The above output is the summary of accuracy of the setup on the dataset.

Modelling ML Pipeline and Feature Extraction

Data leakage can also happen at feature extraction step of ML model. That is why feature extraction procedures should also be restricted to stop data leakage in our training dataset. As in the case of data preparation, by using ML pipelines, we can prevent this data leakage also. FeatureUnion, a tool provided by ML pipelines can be used for this purpose.

Example

The following is an example in Python that demonstrates feature extraction and model evaluation workflow. For this purpose, we are using Pima Indian Diabetes dataset from Sklearn.

First, 3 features will be extracted with PCA (Principal Component Analysis). Then, 6 features will be extracted with Statistical Analysis. After feature extraction, result of multiple feature selection and extraction procedures will be combined by using

FeatureUnion tool. At last, a Logistic Regression model will be created, and the pipeline will be evaluated using 10-fold cross validation.

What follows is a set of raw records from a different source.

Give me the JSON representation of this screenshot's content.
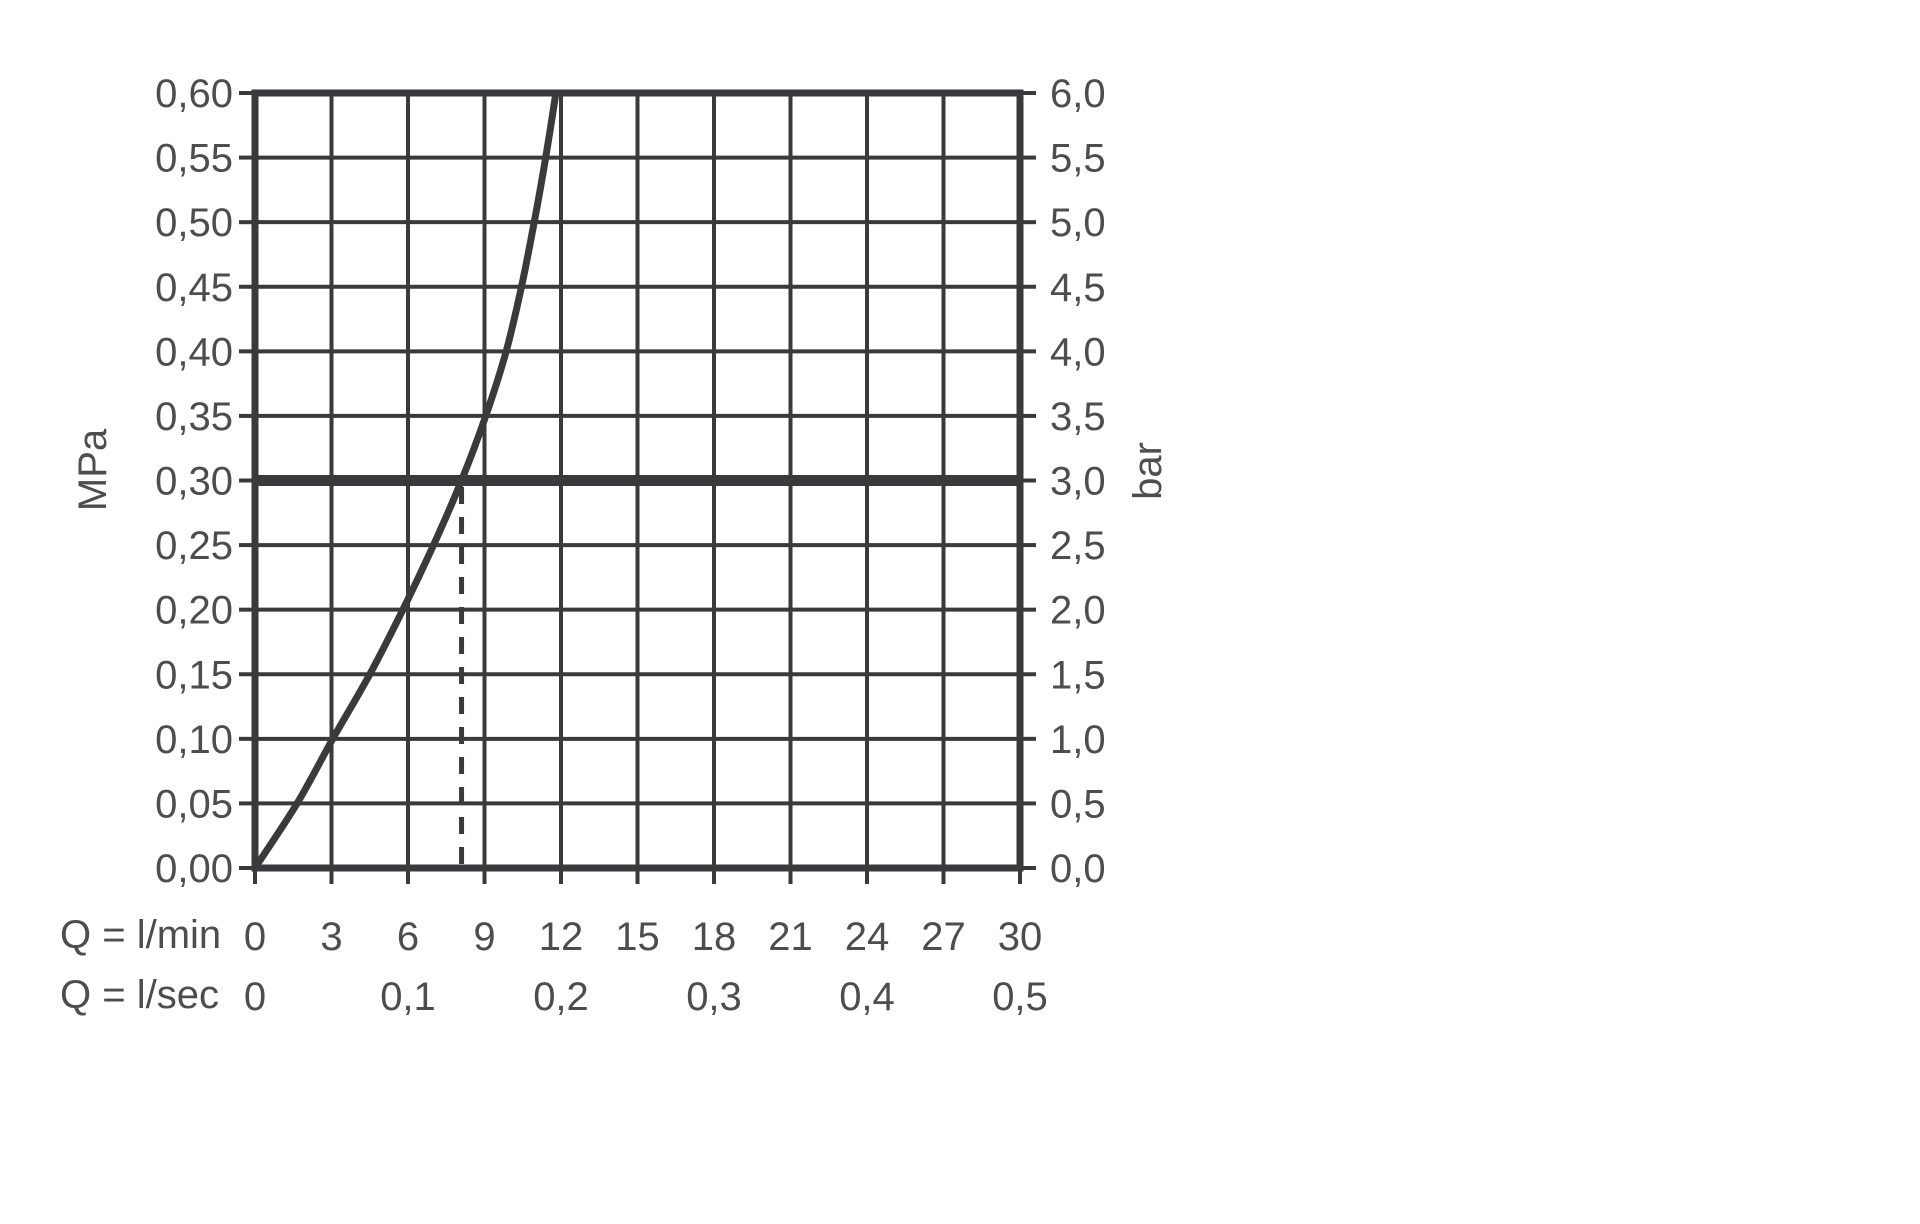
{
  "chart_data": {
    "type": "line",
    "title": "",
    "x_axis": {
      "label": "Q = l/min",
      "label_secondary": "Q = l/sec",
      "range": [
        0,
        30
      ],
      "tick_values": [
        0,
        3,
        6,
        9,
        12,
        15,
        18,
        21,
        24,
        27,
        30
      ],
      "tick_labels": [
        "0",
        "3",
        "6",
        "9",
        "12",
        "15",
        "18",
        "21",
        "24",
        "27",
        "30"
      ],
      "secondary_ticks": [
        {
          "label": "0",
          "at_lmin": 0
        },
        {
          "label": "0,1",
          "at_lmin": 6
        },
        {
          "label": "0,2",
          "at_lmin": 12
        },
        {
          "label": "0,3",
          "at_lmin": 18
        },
        {
          "label": "0,4",
          "at_lmin": 24
        },
        {
          "label": "0,5",
          "at_lmin": 30
        }
      ]
    },
    "y_axis_left": {
      "unit": "MPa",
      "range": [
        0,
        0.6
      ],
      "tick_values": [
        0,
        0.05,
        0.1,
        0.15,
        0.2,
        0.25,
        0.3,
        0.35,
        0.4,
        0.45,
        0.5,
        0.55,
        0.6
      ],
      "tick_labels": [
        "0,00",
        "0,05",
        "0,10",
        "0,15",
        "0,20",
        "0,25",
        "0,30",
        "0,35",
        "0,40",
        "0,45",
        "0,50",
        "0,55",
        "0,60"
      ]
    },
    "y_axis_right": {
      "unit": "bar",
      "range": [
        0,
        6
      ],
      "tick_values": [
        0,
        0.5,
        1.0,
        1.5,
        2.0,
        2.5,
        3.0,
        3.5,
        4.0,
        4.5,
        5.0,
        5.5,
        6.0
      ],
      "tick_labels": [
        "0,0",
        "0,5",
        "1,0",
        "1,5",
        "2,0",
        "2,5",
        "3,0",
        "3,5",
        "4,0",
        "4,5",
        "5,0",
        "5,5",
        "6,0"
      ]
    },
    "grid": true,
    "legend": false,
    "series": [
      {
        "name": "flow-rate-curve",
        "points_lmin_mpa": [
          [
            0,
            0.0
          ],
          [
            1.65,
            0.05
          ],
          [
            3.05,
            0.1
          ],
          [
            4.5,
            0.15
          ],
          [
            5.8,
            0.2
          ],
          [
            7.0,
            0.25
          ],
          [
            8.1,
            0.3
          ],
          [
            9.05,
            0.35
          ],
          [
            9.85,
            0.4
          ],
          [
            10.45,
            0.45
          ],
          [
            10.95,
            0.5
          ],
          [
            11.4,
            0.55
          ],
          [
            11.8,
            0.6
          ]
        ]
      }
    ],
    "reference_line": {
      "mpa": 0.3,
      "bar": 3.0
    },
    "dashed_marker": {
      "lmin": 8.1,
      "from_mpa": 0.3,
      "to_mpa": 0.0
    },
    "operating_point": {
      "lmin": 8.1,
      "mpa": 0.3,
      "bar": 3.0
    },
    "colors": {
      "line": "#3a3a3c",
      "text": "#4d4d4f",
      "background": "#ffffff"
    }
  }
}
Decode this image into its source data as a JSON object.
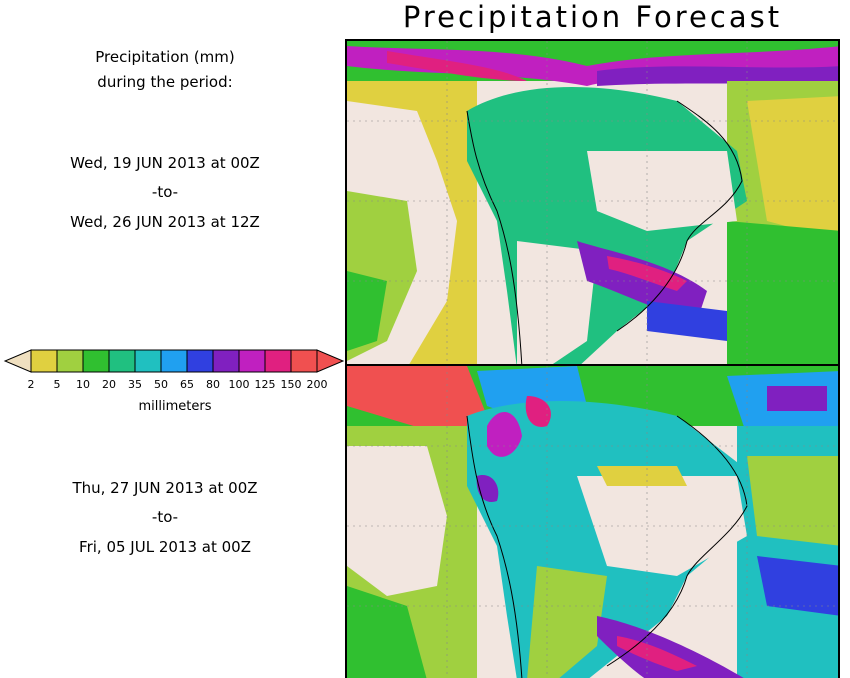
{
  "title": "Precipitation Forecast",
  "header": {
    "line1": "Precipitation (mm)",
    "line2": "during the period:"
  },
  "period1": {
    "start": "Wed, 19 JUN 2013 at 00Z",
    "to": "-to-",
    "end": "Wed, 26 JUN 2013 at 12Z"
  },
  "period2": {
    "start": "Thu, 27 JUN 2013 at 00Z",
    "to": "-to-",
    "end": "Fri, 05 JUL 2013 at 00Z"
  },
  "legend": {
    "units": "millimeters",
    "labels": [
      "2",
      "5",
      "10",
      "20",
      "35",
      "50",
      "65",
      "80",
      "100",
      "125",
      "150",
      "200"
    ],
    "colors": [
      "#e0d040",
      "#a0d040",
      "#30c030",
      "#20c080",
      "#20c0c0",
      "#20a0f0",
      "#3040e0",
      "#8020c0",
      "#c020c0",
      "#e02080",
      "#f05050"
    ],
    "low_color": "#f0e0c0",
    "high_color": "#f05050"
  }
}
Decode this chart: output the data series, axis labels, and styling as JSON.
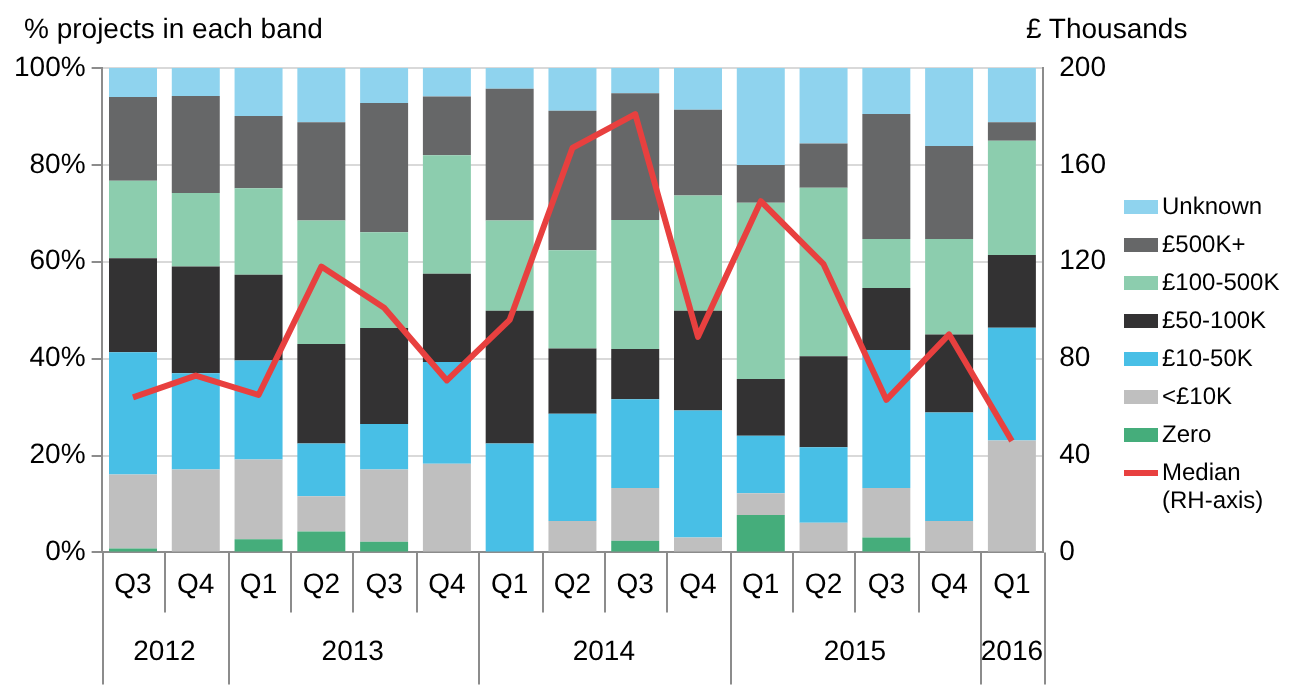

First, import the required packages as follows −

from pandas import read_csv
from sklearn.model_selection import KFold
from sklearn.model_selection import cross_val_score
from sklearn.pipeline import Pipeline
from sklearn.pipeline import FeatureUnion
from sklearn.linear_model import LogisticRegression
from sklearn.decomposition import PCA
from sklearn.feature_selection import SelectKBest

Now, we need to load the Pima diabetes dataset as did in previous examples −

path = r"C:\pima-indians-diabetes.csv"
headernames = ['preg', 'plas', 'pres', 'skin', 'test', 'mass', 'pedi', 'age', 'class']
data = read_csv(path, names=headernames)
array = data.values

Next, feature union will be created as follows −

features = []
features.append(('pca', PCA(n_components=3)))
features.append(('select_best', SelectKBest(k=6)))
feature_union = FeatureUnion(features)

Next, pipeline will be creating with the help of following script lines −

estimators = []
estimators.append(('feature_union', feature_union))
estimators.append(('logistic', LogisticRegression()))
model = Pipeline(estimators)

At last, we are going to evaluate this pipeline and output its accuracy as follows −

kfold = KFold(n_splits=20, random_state=7)
results = cross_val_score(model, X, Y, cv=kfold)
print(results.mean())

Output

0.7789811066126855

The above output is the summary of accuracy of the setup on the dataset.